The defense for the individual charged with the murder of Charlie Kirk is contesting a recent statement from the prosecution, asserting that they are implicating and representing the sheriff’s office in the criminal proceedings.
Tyler James Robinson, 22, is confronting multiple counts, including aggravated murder, for the alleged shooting and killing of conservative activist Charlie Kirk during an event at Utah Valley University in September.
On October 9, Robinson and his legal counsel submitted a motion requesting an order that would allow Robinson to attend all court hearings in civilian attire and without restrictions. They contended that due to the prominence of this case, appearing in court in prison attire could adversely affect the public perception of Robinson and influence the jury’s “presumption of innocence.”
On October 14, Judge Tony F. Graf, Jr. issued an interim order regarding the motion. He determined that since the motion would not be examined until October 30, a provisional order might be assessed before the hearing.
The court mandated that Robinson serve his motion on the Utah County Sheriff’s Office Corrections Division by October 15 and stipulated that the prosecution must respond by October 20. Subsequently, in light of the state’s answer, Robinson and his legal counsel were mandated to provide a rebuttal by October 22.
On Monday, October 20, the prosecution submitted its response to the motion regarding the wearing of civilian attire without constraints. The response was classified, indicating it is not accessible to the public.

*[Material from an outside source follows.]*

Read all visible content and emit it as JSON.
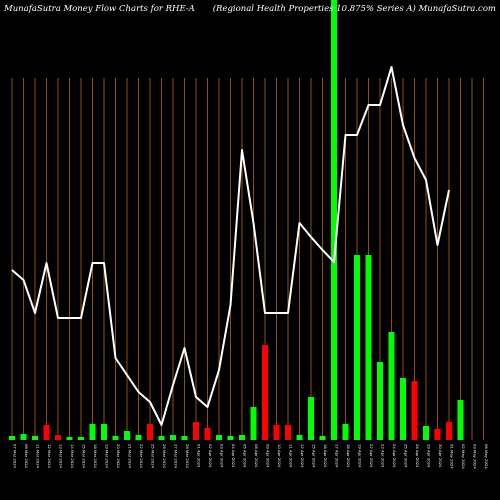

Robinson and his legal counsel have submitted a request to dismiss the State’s response, contending that the Utah County Attorney’s Office (UCAO) prioritized representing the Utah County Sheriff’s Office over its prosecutorial responsibilities.
The move to strike indicates that, although the court initially mandated responses from both the State and the sheriff’s office, this requirement was amended on October 14, necessitating a response only from the State. The court engaged the sheriff’s office in the criminal proceedings by soliciting a response from them.
“It appears that the Court recognized that it would be inappropriate and impermissible to order a non-party in a criminal case to respond to a defendant’s pleading,” Robinson’s attorneys write about the court’s decision not to have the sheriff’s office respond.
The motion to strike further argues that the sheriff’s office should not be treated as a party because it is “fundamentally a witness.” The parties traditionally recognized in a court case are the defense and prosecution, not local law enforcement.
The sheriff’s office, responsible for Robinson throughout his incarceration, employs personnel capable of testifying about him and retains crucial documents pertinent to the case.
Therefore, attorneys assert that their involvement in proceedings beyond these functions is inappropriate.
“Finally, it is concerning to the defense, as it should be to the Court, that the UCAO has conflated its role in this case,” the motion to strike reads.
While the UCAO has different divisions to prosecute and represent the sheriff’s office, Robinson’s attorneys argue that it “appears to have abdicated its role as a party in this case to counsel for” the sheriff’s office.
“It is not appropriate for UCAO to assume a role as counsel for the Sheriff’s Office and allow the Sheriff’s Office to assume standing through UCAO’s participation as a party in this case. The opposite is likewise true — it is not appropriate for the Sheriff’s Office to assume a prosecutorial role in this case, but that is what has occurred,” Robinson’s attorneys conclude.
The defense requests the removal of the response from the record due to insufficient differentiation between the UCAO’s stance and that of the sheriff’s office.
Robinson’s second waiver hearing is scheduled for October 30, during which he will attend in person.